(red/stm)
Das Schweriner Friedensbündnis will am Ostersamstag, 4. April 2026, erneut mit einem Ostermarsch durch die Landeshauptstadt ziehen. Doch in diesem Jahr rückt nicht nur der Protest gegen Krieg und Aufrüstung in den Mittelpunkt, sondern auch ein Streit um das parallel geplante „Fest der Demokratie“ in der Schweriner Innenstadt. Das Bündnis erklärt in einer Pressemitteilung, es sei in die Planung der Veranstaltung nicht einbezogen worden. Zudem sei ein beantragter Stand zur Verteilung von Informationsmaterial abgelehnt worden.
Nach Angaben des Friedensbündnisses beginnt der Ostermarsch am 4. April um 10 Uhr auf dem Grunthalplatz.

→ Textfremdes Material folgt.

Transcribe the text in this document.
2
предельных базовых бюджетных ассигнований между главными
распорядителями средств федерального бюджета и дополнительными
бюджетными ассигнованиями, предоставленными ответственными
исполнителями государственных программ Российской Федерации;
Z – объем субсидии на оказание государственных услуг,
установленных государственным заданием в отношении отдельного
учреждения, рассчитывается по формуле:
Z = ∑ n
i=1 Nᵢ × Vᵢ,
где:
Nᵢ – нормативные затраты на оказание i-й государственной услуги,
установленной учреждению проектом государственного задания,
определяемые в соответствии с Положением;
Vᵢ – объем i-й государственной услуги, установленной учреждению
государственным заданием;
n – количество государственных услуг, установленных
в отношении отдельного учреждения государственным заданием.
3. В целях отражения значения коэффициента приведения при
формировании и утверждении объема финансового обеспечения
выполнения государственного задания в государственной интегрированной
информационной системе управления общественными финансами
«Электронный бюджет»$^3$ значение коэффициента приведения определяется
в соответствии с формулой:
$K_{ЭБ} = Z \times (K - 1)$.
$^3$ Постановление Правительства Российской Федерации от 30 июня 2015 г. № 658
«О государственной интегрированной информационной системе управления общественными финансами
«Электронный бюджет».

Die Abschlusskundgebung ist gegen 11.15 Uhr in der Schlossstraße an der Staatskanzlei vorgesehen. Die Demonstration steht unter der Losung: „Nein zu Kriegsdienst, Kriegstüchtigkeit und Krieg“.

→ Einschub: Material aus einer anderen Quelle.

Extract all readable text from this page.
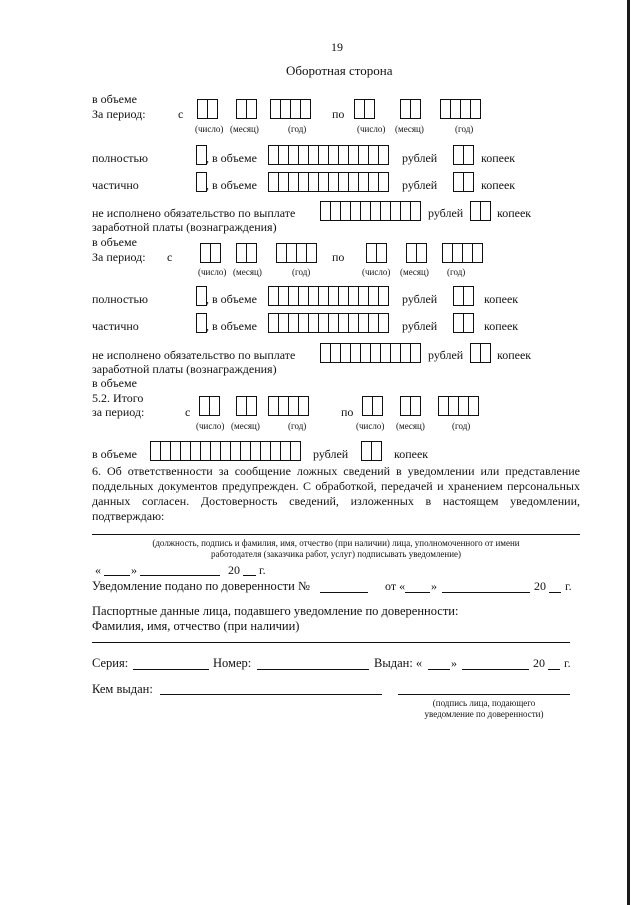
19
Оборотная сторона
в объеме
За период:	с	по
(число) (месяц)	(год)	(число) (месяц)	(год)
полностью	, в объеме	рублей	копеек
частично	, в объеме	рублей	копеек
не исполнено обязательство по выплате
заработной платы (вознаграждения)
рублей	копеек
в объеме
За период: с	по
(число) (месяц)	(год)	(число) (месяц) (год)
полностью	, в объеме	рублей	копеек
частично	, в объеме	рублей	копеек
не исполнено обязательство по выплате
заработной платы (вознаграждения)
рублей	копеек
в объеме
5.2. Итого
за период:	с	по
(число) (месяц)	(год)	(число) (месяц)	(год)
в объеме	рублей	копеек
6. Об ответственности за сообщение ложных сведений в уведомлении или представление поддельных документов предупрежден. С обработкой, передачей и хранением персональных данных согласен. Достоверность сведений, изложенных в настоящем уведомлении, подтверждаю:
(должность, подпись и фамилия, имя, отчество (при наличии) лица, уполномоченного от имени
работодателя (заказчика работ, услуг) подписывать уведомление)
«	»	20 г.
Уведомление подано по доверенности №	от « »	20 г.
Паспортные данные лица, подавшего уведомление по доверенности:
Фамилия, имя, отчество (при наличии)
Серия:	Номер:	Выдан: « »	20 г.
Кем выдан:
(подпись лица, подающего
уведомление по доверенности)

Brisant wird die Mitteilung vor allem durch die Kritik am Demokratiefest. Das Schweriner Friedensbündnis teilt mit, dass es bereits seit zehn Jahren Ostermärsche in Schwerin organisiert. Umso deutlicher fällt nun der Vorwurf aus, bei einer Veranstaltung mit dem Titel „Fest der Demokratie“ außen vor geblieben zu sein. Konkret geht es laut Pressemitteilung um einen abgelehnten Antrag auf einen Stand mit Material der Ärzteorganisation IPPNW sowie der Informationsstelle Militarisierung.

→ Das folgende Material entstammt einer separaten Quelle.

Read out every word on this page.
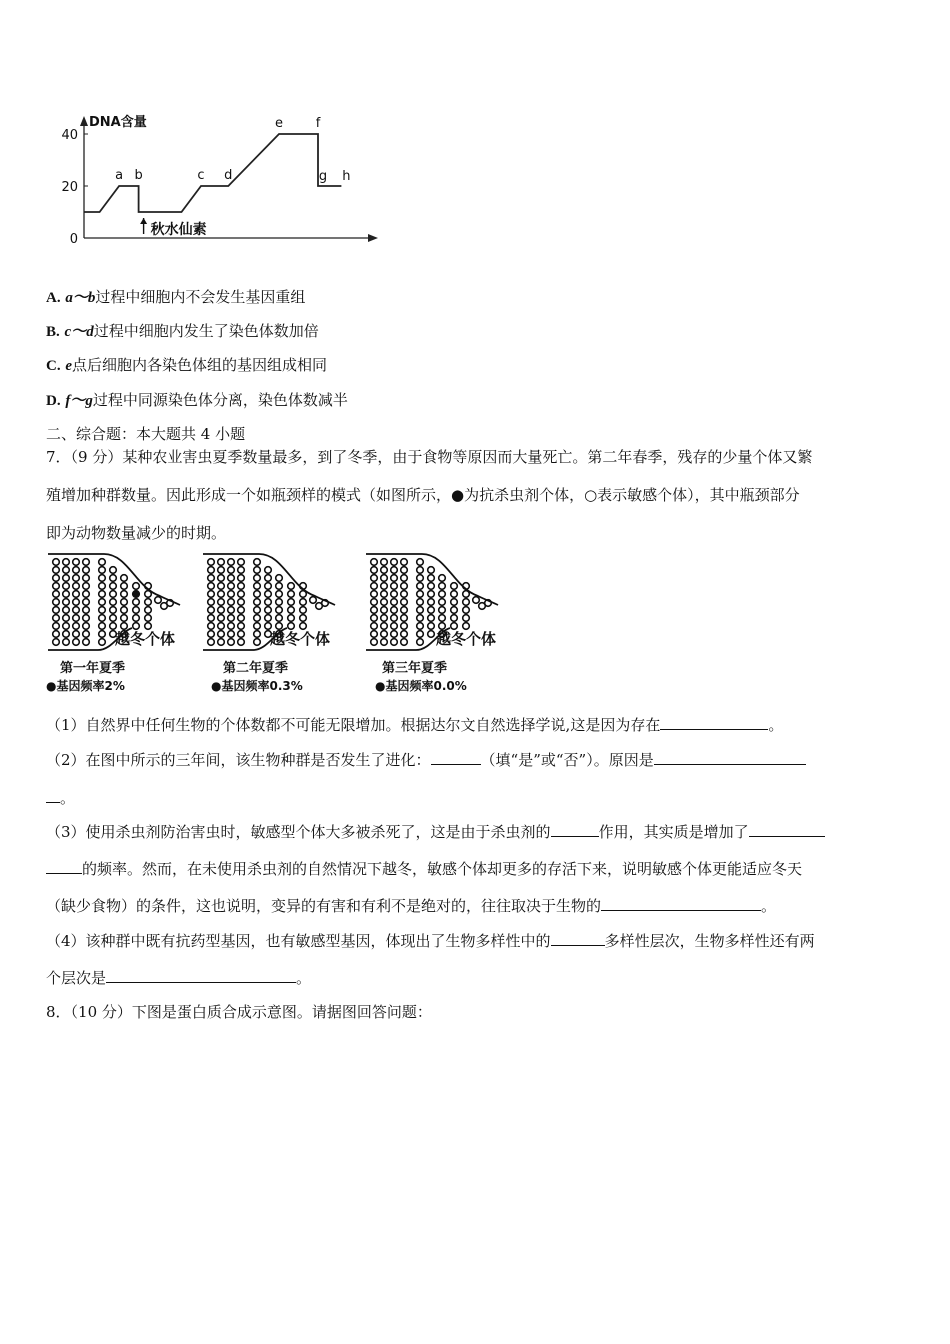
DNA含量
0
20
40
a b	c d
e	f
g h
秋水仙素
A. a～b过程中细胞内不会发生基因重组
B. c～d过程中细胞内发生了染色体数加倍
C. e点后细胞内各染色体组的基因组成相同
D. f～g过程中同源染色体分离，染色体数减半
二、综合题：本大题共 4 小题
7．（9 分）某种农业害虫夏季数量最多，到了冬季，由于食物等原因而大量死亡。第二年春季，残存的少量个体又繁
殖增加种群数量。因此形成一个如瓶颈样的模式（如图所示，●为抗杀虫剂个体，○表示敏感个体），其中瓶颈部分
即为动物数量减少的时期。
越冬个体
第一年夏季
●基因频率2%
越冬个体
第二年夏季
●基因频率0.3%
越冬个体
第三年夏季
●基因频率0.0%
（1）自然界中任何生物的个体数都不可能无限增加。根据达尔文自然选择学说,这是因为存在	。
（2）在图中所示的三年间，该生物种群是否发生了进化：	（填“是”或“否”）。原因是
。
（3）使用杀虫剂防治害虫时，敏感型个体大多被杀死了，这是由于杀虫剂的	作用，其实质是增加了
的频率。然而，在未使用杀虫剂的自然情况下越冬，敏感个体却更多的存活下来，说明敏感个体更能适应冬天
（缺少食物）的条件，这也说明，变异的有害和有利不是绝对的，往往取决于生物的	。
（4）该种群中既有抗药型基因，也有敏感型基因，体现出了生物多样性中的	多样性层次，生物多样性还有两
个层次是	。
8．（10 分）下图是蛋白质合成示意图。请据图回答问题：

Inhaltlich verbindet das Bündnis den Ostermarsch mit scharfer Kritik an Aufrüstung, Waffenexporten und militärischer Eskalation. Gefordert werden unter anderem Abrüstung, ein deutscher Beitritt zum Atomwaffenverbotsvertrag und ein Stopp weiterer Militarisierung. Auch zu den Kriegen und Konflikten in der Ukraine, in Gaza und im Verhältnis zum Iran bezieht das Bündnis Stellung.
Für Schwerin könnte damit am 4. April nicht nur ein Aktionstag mit zwei sehr unterschiedlichen Veranstaltungen entstehen, sondern auch eine politische Debatte darüber, wer bei einem „Fest der Demokratie“ mitgedacht wird – und wer offenbar nicht.